5. Mixture-of-Experts (MoE) 专家混合¶
- The Idea: Instead of one giant model doing everything, you have many smaller "expert" models. For every input, a "Router" decides which experts are best suited to handle the problem.
Optimization (How the Model Learns)¶
Optimization is the math used to minimize the model's errors (Loss).
1. Gradient Descent (The Basic Way): Imagine you are standing on a misty mountain and want to get to the bottom. You look at the slope under your feet and take a step downhill. This is Stochastic Gradient Descent (SGD). 随机梯度下降
- Problem: If you use small batches of data, your path is "noisy" (jittery), and you might get stuck in small valleys (local minima).
2. Momentum 动量: To fix the jitter, you add "Momentum." Just like a heavy ball rolling down a hill builds up speed and isn't easily deflected by small bumps, this method remembers the direction it was going and keeps moving that way.
3. Adaptive Methods 自适应方法 (RMSProp & Adam)
Sometimes you need to take big steps, and sometimes small steps.
- RMSProp: Adapts the step size (learning rate) based on how steep the terrain is.
- Adam: The "gold standard" today.

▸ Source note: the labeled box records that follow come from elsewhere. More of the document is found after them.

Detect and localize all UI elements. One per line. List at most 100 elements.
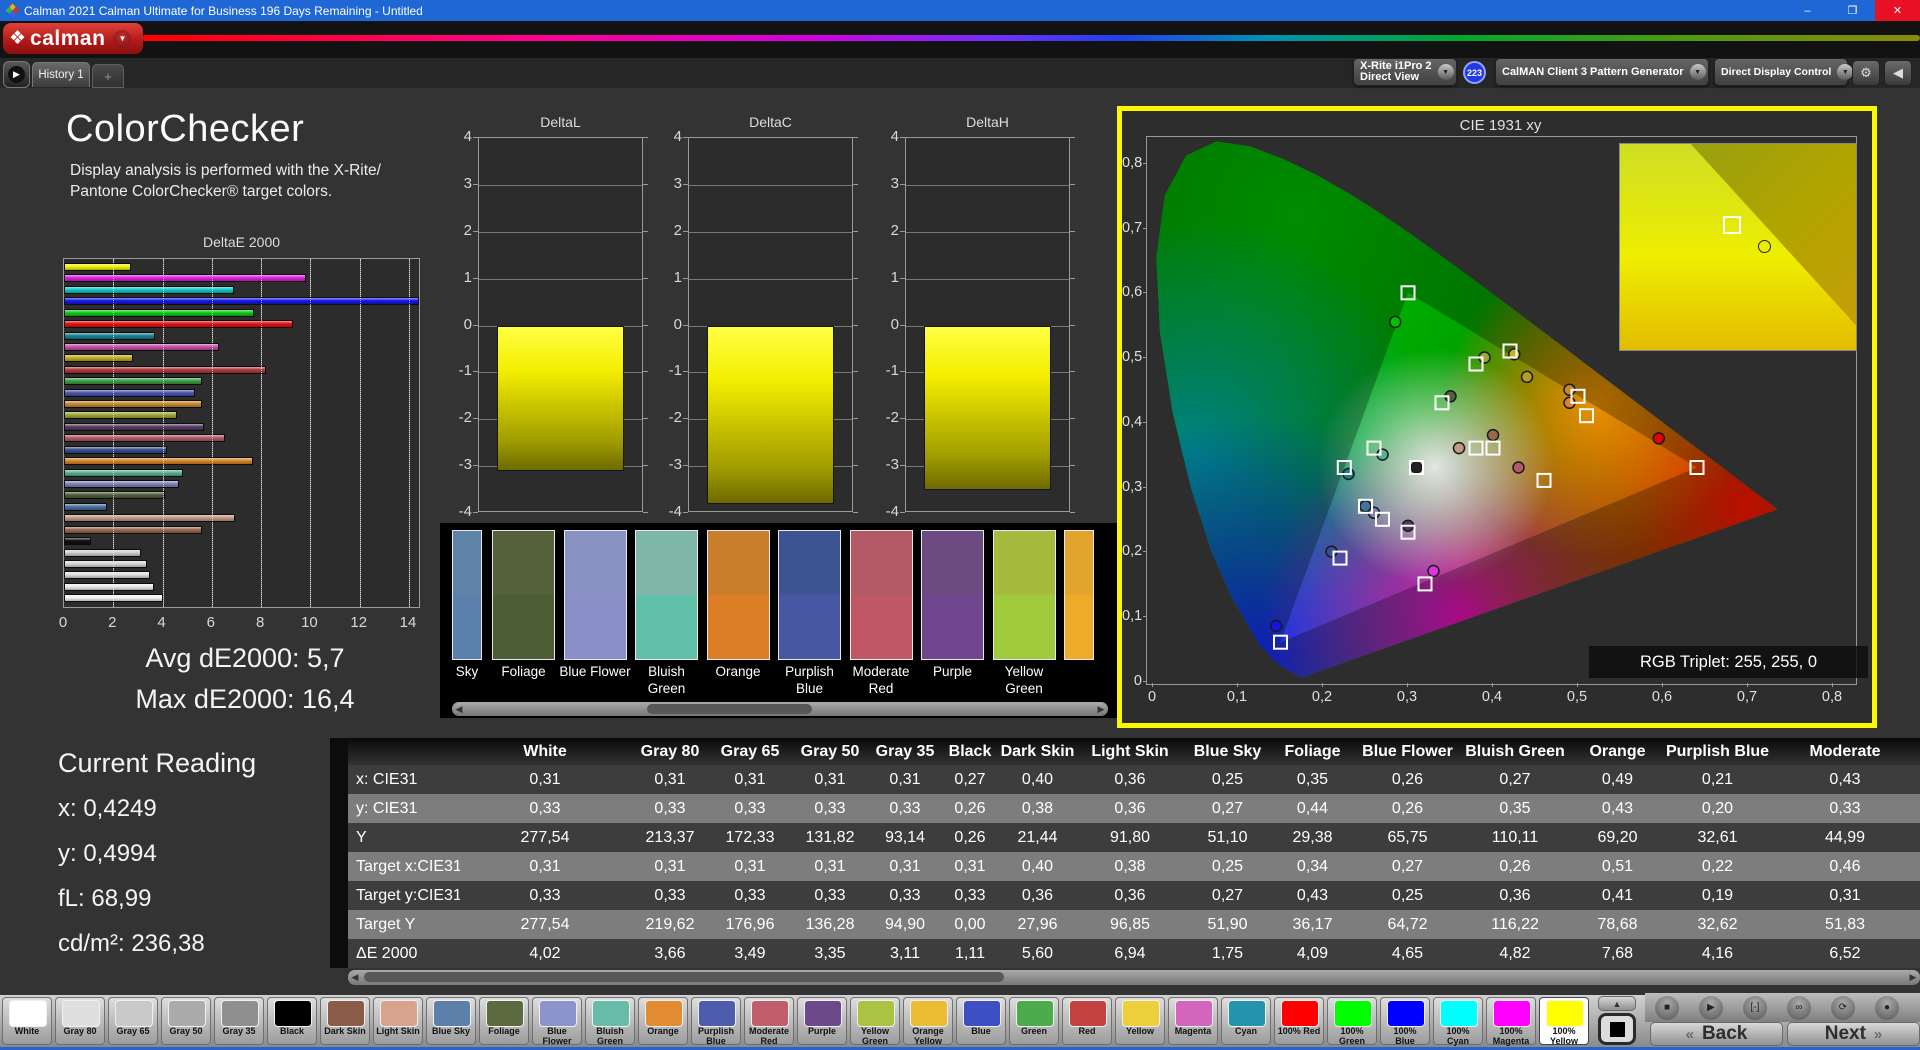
interval-button[interactable]: [-] [1743, 996, 1767, 1020]
delta-tick [473, 325, 478, 326]
patch-purple[interactable]: Purple [797, 997, 847, 1045]
tab-row: ▶ History 1 + X-Rite i1Pro 2Direct View … [0, 58, 1920, 88]
patch-chip [1175, 1000, 1213, 1027]
swatch-purplish-blue[interactable] [778, 530, 841, 660]
table-row-label: Y [348, 829, 460, 847]
refresh-button[interactable]: ⟳ [1831, 996, 1855, 1020]
patch-white[interactable]: White [2, 997, 52, 1045]
delta-gridline [479, 279, 642, 280]
scroll-left-icon[interactable]: ◀ [348, 971, 362, 984]
calman-diamond-icon: ❖ [9, 27, 26, 50]
patch-purplish-blue[interactable]: Purplish Blue [691, 997, 741, 1045]
patch-chip [1069, 1000, 1107, 1027]
swatch-bluish-green[interactable] [635, 530, 698, 660]
patch-orange-yellow[interactable]: Orange Yellow [903, 997, 953, 1045]
maximize-button[interactable]: ❐ [1830, 0, 1875, 21]
calman-main-menu[interactable]: ❖ calman ▼ [3, 23, 143, 54]
scrollbar-thumb[interactable] [364, 972, 1004, 982]
table-cell: 0,38 [1000, 800, 1075, 818]
swatch-purple[interactable] [921, 530, 984, 660]
patch-gray-65[interactable]: Gray 65 [108, 997, 158, 1045]
table-cell: 0,43 [1570, 800, 1665, 818]
patch-red[interactable]: Red [1062, 997, 1112, 1045]
swatch-sky[interactable] [452, 530, 482, 660]
pattern-window-button[interactable] [1598, 1013, 1636, 1045]
close-button[interactable]: ✕ [1875, 0, 1920, 21]
history-nav-button[interactable]: ▶ [3, 61, 30, 88]
patch-chip [168, 1000, 206, 1027]
toolbar-expand-button[interactable]: ▲ [1598, 996, 1636, 1011]
continuous-button[interactable]: ∞ [1787, 996, 1811, 1020]
patch-bluish-green[interactable]: Bluish Green [585, 997, 635, 1045]
swatch-partial[interactable] [1064, 530, 1094, 660]
patch-blue-sky[interactable]: Blue Sky [426, 997, 476, 1045]
pattern-source-dropdown[interactable]: CalMAN Client 3 Pattern Generator ▼ [1495, 58, 1709, 86]
patch-black[interactable]: Black [267, 997, 317, 1045]
stop-button[interactable]: ■ [1655, 996, 1679, 1020]
swatch-scrollbar[interactable]: ◀ ▶ [452, 702, 1108, 716]
table-cell: 277,54 [460, 916, 630, 934]
collapse-panel-button[interactable]: ◀ [1884, 60, 1912, 86]
settings-button[interactable]: ⚙ [1852, 60, 1880, 86]
table-cell: 0,49 [1570, 771, 1665, 789]
patch-magenta[interactable]: Magenta [1168, 997, 1218, 1045]
deltae-x-tick-label: 10 [295, 614, 323, 631]
table-scrollbar[interactable]: ◀ ▶ [348, 970, 1920, 985]
cie-y-tick-label: 0,7 [1122, 220, 1142, 236]
delta-chart-deltac [688, 137, 853, 512]
table-cell: 4,09 [1270, 945, 1355, 963]
swatch-blue-flower[interactable] [564, 530, 627, 660]
patch-light-skin[interactable]: Light Skin [373, 997, 423, 1045]
patch-chip [486, 1000, 524, 1027]
patch-100-red[interactable]: 100% Red [1274, 997, 1324, 1045]
scroll-right-icon[interactable]: ▶ [1094, 703, 1108, 715]
record-button[interactable]: ● [1875, 996, 1899, 1020]
scrollbar-thumb[interactable] [647, 704, 812, 714]
tab-history-1[interactable]: History 1 [32, 62, 90, 87]
swatch-foliage[interactable] [492, 530, 555, 660]
patch-100-green[interactable]: 100% Green [1327, 997, 1377, 1045]
meter-device-dropdown[interactable]: X-Rite i1Pro 2Direct View ▼ [1353, 58, 1457, 86]
delta-tick [1070, 371, 1075, 372]
patch-yellow[interactable]: Yellow [1115, 997, 1165, 1045]
swatch-orange[interactable] [707, 530, 770, 660]
patch-100-magenta[interactable]: 100% Magenta [1486, 997, 1536, 1045]
table-cell: 0,31 [940, 858, 1000, 876]
patch-100-yellow[interactable]: 100% Yellow [1539, 997, 1589, 1045]
play-button[interactable]: ▶ [1699, 996, 1723, 1020]
patch-cyan[interactable]: Cyan [1221, 997, 1271, 1045]
patch-gray-80[interactable]: Gray 80 [55, 997, 105, 1045]
cie-y-tick-label: 0,5 [1122, 349, 1142, 365]
reading-fl: fL: 68,99 [58, 885, 151, 913]
patch-blue-flower[interactable]: Blue Flower [532, 997, 582, 1045]
table-header-cell: Gray 65 [710, 743, 790, 761]
patch-chip [910, 1000, 948, 1027]
display-control-dropdown[interactable]: Direct Display Control ▼ [1714, 58, 1848, 86]
patch-chip [804, 1000, 842, 1027]
patch-gray-35[interactable]: Gray 35 [214, 997, 264, 1045]
table-row: Y277,54213,37172,33131,8293,140,2621,449… [348, 823, 1920, 852]
scroll-left-icon[interactable]: ◀ [452, 703, 466, 715]
patch-100-blue[interactable]: 100% Blue [1380, 997, 1430, 1045]
add-tab-button[interactable]: + [92, 64, 124, 88]
back-button[interactable]: « Back [1650, 1022, 1783, 1046]
table-row-label: x: CIE31 [348, 771, 460, 789]
next-button[interactable]: Next » [1787, 1022, 1920, 1046]
patch-dark-skin[interactable]: Dark Skin [320, 997, 370, 1045]
scroll-right-icon[interactable]: ▶ [1906, 971, 1920, 984]
minimize-button[interactable]: – [1785, 0, 1830, 21]
meter-count-badge[interactable]: 223 [1463, 61, 1486, 84]
patch-blue[interactable]: Blue [956, 997, 1006, 1045]
swatch-target-half [493, 595, 554, 659]
cie-y-tick-label: 0,2 [1122, 543, 1142, 559]
patch-green[interactable]: Green [1009, 997, 1059, 1045]
patch-orange[interactable]: Orange [638, 997, 688, 1045]
patch-gray-50[interactable]: Gray 50 [161, 997, 211, 1045]
swatch-moderate-red[interactable] [850, 530, 913, 660]
patch-foliage[interactable]: Foliage [479, 997, 529, 1045]
delta-tick [853, 465, 858, 466]
swatch-yellow-green[interactable] [993, 530, 1056, 660]
patch-moderate-red[interactable]: Moderate Red [744, 997, 794, 1045]
patch-yellow-green[interactable]: Yellow Green [850, 997, 900, 1045]
patch-100-cyan[interactable]: 100% Cyan [1433, 997, 1483, 1045]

It combines Momentum (velocity) and RMSProp (adaptive steps) to learn very efficiently.
Frameworks (The Software)¶
Finally, the slides discuss the tools we use to program these models, like TensorFlow and PyTorch.
Computational Graphs: Deep Learning frameworks represent your code as a "graph" where circles are math operations (add, multiply) and arrows are data flowing between them.
Symbolic vs. Imperative
- Symbolic 符号化 (TensorFlow v1): You define the entire graph structure first, then run it. It's harder to debug but easier for the computer to optimize (make faster) .
- Imperative 命令式 (PyTorch): You run the math line-by-line, just like Python. It is flexible and easy to debug, but historically harder to optimize automatically .
The Modern Solution: Just-in-Time (JIT) Compilation New tools like torch.compile (PyTorch 2.0) try to give you the best of both worlds: the ease of Python with the speed of optimized graphs.